With the Affordable Care Act (ACA or Obamacare) now in full effect, employers and their health insurance advisers are adapting to a “new normal.” And while 2014 and 2015 have been the years of new rules and regulations, 2016 will be the year of compliance and reporting.
As employers gear up for the year ahead, here are four Obamacare compliance issues you shouldn’t ignore.
1. Employer Shared Responsibility
The Employer Shared Responsibility provision, also called ESR or the employer mandate, is the requirement for applicable large employers (ALEs) to either offer health insurance to employees, or pay a fee if/when an employee buys subsidized health insurance through the Marketplace.
All employers need to understand:
Does this provision apply to us? (Are we an applicable large employer with 50+ FTEs?)
If we offer coverage, does our health insurance plan satisfy the affordability and coverage requirements?
If we do not offer coverage that satisfies the mandate, what are the fees we could pay?
How does the transition relief impact our coverage requirements and reporting for 2015?
2. Annual Healthcare Reporting
In addition to the Employer Shared Responsibility, ALEs need to understand new healthcare reporting requirements required under health reform law. Starting in January 2016, all ALEs are required to submit IRS Form 1095-C and Form 1094-C.
ALEs need to understand the new reporting requirements and be prepared to report on the following information:
Basic employer information.
The months during the calendar year for which healthcare coverage was available.
The number of full-time employees for each month during the calendar year.
Whether you, the employer, offered full-time employees and their dependents the opportunity to enroll in minimum essential coverage under an eligible employer-sponsored plan (by calendar month).
Each full-time employee's share of the lowest-cost monthly premium (self-coverage only) for coverage providing minimum value under an eligible employer-sponsored plan (by calendar month).
The name, address, and taxpayer identification number (TIN) of each full-time employee covered under any such health benefits plans.
For some employers, this information is straight-forward. For others, the reporting requirements are time consuming and complex. To help ease the administrative pain, numerous ACA compliance software platforms have popped up in the market to help employers accurately track, integrate, and report personnel and benefit information required for the new healthcare reporting.

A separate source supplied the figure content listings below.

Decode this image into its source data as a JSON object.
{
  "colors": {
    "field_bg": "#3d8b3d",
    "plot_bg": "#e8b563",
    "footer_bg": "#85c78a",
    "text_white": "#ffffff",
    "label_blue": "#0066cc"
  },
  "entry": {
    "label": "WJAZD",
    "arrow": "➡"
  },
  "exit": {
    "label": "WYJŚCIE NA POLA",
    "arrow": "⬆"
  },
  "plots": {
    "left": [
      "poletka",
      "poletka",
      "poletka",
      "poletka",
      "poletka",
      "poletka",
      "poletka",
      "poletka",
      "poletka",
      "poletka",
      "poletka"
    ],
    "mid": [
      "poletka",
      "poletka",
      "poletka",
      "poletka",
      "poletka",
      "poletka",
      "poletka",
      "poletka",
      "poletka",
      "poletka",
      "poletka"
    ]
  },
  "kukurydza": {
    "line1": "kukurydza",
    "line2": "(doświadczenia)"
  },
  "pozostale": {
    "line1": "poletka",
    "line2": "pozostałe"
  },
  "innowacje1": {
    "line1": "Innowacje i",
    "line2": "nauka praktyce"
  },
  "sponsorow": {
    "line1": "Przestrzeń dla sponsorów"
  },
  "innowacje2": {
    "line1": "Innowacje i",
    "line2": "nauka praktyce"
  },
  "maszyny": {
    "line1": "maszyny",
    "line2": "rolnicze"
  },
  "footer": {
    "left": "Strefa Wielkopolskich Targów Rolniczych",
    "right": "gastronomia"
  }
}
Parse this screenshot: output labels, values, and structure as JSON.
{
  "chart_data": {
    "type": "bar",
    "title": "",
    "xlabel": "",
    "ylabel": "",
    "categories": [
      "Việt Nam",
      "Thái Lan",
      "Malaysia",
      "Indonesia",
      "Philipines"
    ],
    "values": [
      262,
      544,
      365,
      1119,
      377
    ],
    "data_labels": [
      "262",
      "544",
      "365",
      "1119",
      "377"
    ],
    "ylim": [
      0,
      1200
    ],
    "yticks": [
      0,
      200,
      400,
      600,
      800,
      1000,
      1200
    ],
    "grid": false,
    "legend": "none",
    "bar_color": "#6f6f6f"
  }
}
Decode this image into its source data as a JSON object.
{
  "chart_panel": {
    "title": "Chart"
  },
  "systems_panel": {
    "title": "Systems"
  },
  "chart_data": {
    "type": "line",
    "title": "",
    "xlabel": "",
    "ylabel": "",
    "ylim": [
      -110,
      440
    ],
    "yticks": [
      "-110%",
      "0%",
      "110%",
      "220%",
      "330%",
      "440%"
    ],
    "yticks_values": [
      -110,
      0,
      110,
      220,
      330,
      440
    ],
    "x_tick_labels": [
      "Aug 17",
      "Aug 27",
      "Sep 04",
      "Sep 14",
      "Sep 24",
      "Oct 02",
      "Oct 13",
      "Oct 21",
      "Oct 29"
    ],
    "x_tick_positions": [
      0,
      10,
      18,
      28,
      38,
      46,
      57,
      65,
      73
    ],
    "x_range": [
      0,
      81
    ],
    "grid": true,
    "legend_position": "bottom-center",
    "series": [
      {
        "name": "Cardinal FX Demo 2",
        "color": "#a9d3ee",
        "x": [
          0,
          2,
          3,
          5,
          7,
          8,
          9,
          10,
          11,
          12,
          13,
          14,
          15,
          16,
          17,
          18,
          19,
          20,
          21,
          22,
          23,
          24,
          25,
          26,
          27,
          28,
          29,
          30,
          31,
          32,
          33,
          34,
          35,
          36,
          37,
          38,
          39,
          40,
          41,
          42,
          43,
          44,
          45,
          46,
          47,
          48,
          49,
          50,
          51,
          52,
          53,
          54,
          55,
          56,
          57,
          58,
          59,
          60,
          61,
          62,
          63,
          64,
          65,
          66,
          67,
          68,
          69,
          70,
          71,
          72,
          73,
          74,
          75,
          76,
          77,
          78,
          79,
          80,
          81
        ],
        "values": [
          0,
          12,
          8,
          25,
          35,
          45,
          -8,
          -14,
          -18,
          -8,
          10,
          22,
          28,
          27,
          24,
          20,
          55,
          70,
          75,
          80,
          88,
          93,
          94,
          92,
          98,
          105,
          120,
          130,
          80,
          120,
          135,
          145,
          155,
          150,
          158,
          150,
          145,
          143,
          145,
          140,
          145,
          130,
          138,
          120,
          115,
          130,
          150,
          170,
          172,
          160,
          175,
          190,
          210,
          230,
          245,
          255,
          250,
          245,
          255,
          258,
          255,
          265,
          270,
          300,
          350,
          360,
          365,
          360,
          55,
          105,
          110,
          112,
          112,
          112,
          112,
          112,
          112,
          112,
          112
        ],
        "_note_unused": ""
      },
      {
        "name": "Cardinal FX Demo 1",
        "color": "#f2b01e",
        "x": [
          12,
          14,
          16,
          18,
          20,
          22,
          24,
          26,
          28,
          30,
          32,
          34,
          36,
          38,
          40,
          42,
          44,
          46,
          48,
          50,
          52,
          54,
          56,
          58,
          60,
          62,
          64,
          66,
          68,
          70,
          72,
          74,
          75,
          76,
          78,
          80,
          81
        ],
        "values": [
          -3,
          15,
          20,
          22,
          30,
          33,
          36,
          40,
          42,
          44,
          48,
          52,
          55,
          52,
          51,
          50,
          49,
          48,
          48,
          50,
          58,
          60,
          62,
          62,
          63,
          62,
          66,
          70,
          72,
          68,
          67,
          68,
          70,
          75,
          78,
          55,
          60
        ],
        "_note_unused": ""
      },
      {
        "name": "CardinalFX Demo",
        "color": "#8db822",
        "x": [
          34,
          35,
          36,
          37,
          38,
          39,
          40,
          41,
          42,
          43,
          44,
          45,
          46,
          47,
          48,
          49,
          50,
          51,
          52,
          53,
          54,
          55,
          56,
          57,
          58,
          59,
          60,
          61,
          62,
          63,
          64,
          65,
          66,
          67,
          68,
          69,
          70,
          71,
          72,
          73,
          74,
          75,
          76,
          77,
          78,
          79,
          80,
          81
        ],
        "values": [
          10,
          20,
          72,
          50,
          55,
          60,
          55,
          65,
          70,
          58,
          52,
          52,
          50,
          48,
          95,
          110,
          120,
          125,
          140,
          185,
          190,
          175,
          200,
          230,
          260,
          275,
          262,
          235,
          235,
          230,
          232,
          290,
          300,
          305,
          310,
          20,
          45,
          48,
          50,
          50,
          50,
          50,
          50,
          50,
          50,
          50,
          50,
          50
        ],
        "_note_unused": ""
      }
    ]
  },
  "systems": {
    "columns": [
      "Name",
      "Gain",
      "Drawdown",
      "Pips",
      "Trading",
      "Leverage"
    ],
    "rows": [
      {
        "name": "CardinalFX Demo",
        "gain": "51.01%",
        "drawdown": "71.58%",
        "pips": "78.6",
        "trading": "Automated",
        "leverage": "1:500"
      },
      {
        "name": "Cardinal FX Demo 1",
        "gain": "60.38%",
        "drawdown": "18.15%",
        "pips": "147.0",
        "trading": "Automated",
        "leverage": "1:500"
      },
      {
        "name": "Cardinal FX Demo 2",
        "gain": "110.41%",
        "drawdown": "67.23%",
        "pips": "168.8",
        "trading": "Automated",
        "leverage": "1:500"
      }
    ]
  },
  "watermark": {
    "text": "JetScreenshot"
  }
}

3. Exchange Notice Management
All employers, regardless of size or benefits offered, are required to provide employees notices of coverage available through the public Health Insurance Marketplaces.
All employers should verify they are meeting the Exchange (“Marketplace”) notice requirements, as well as other health plan notice requirements.
4. Benefits Plan Structure
Under the ACA, there are several new rules about benefits plan structure and coverage. Most of the reforms went into effect in 2014 or 2015, but fees for non-compliance are steep.
To ensure compliance, employers offering health benefits should audit their plans annually to ensure compliance with group health plan reforms, such as:
Preventive Care Services Requirements
90 Day Limitation on Waiting Periods
Essential Health Benefit Rules
Health Plan Notice Requirements
Tip - These are just some of the most common health plan reforms. Check with your insurance professional, health benefits company, or ACA compliance software provider for all reforms applicable to your health plans.
As employers prepare for the year of ACA reporting and compliance, Employer Shared Responsibility, healthcare reporting, notice management, and benefit plan structure should be top of mind.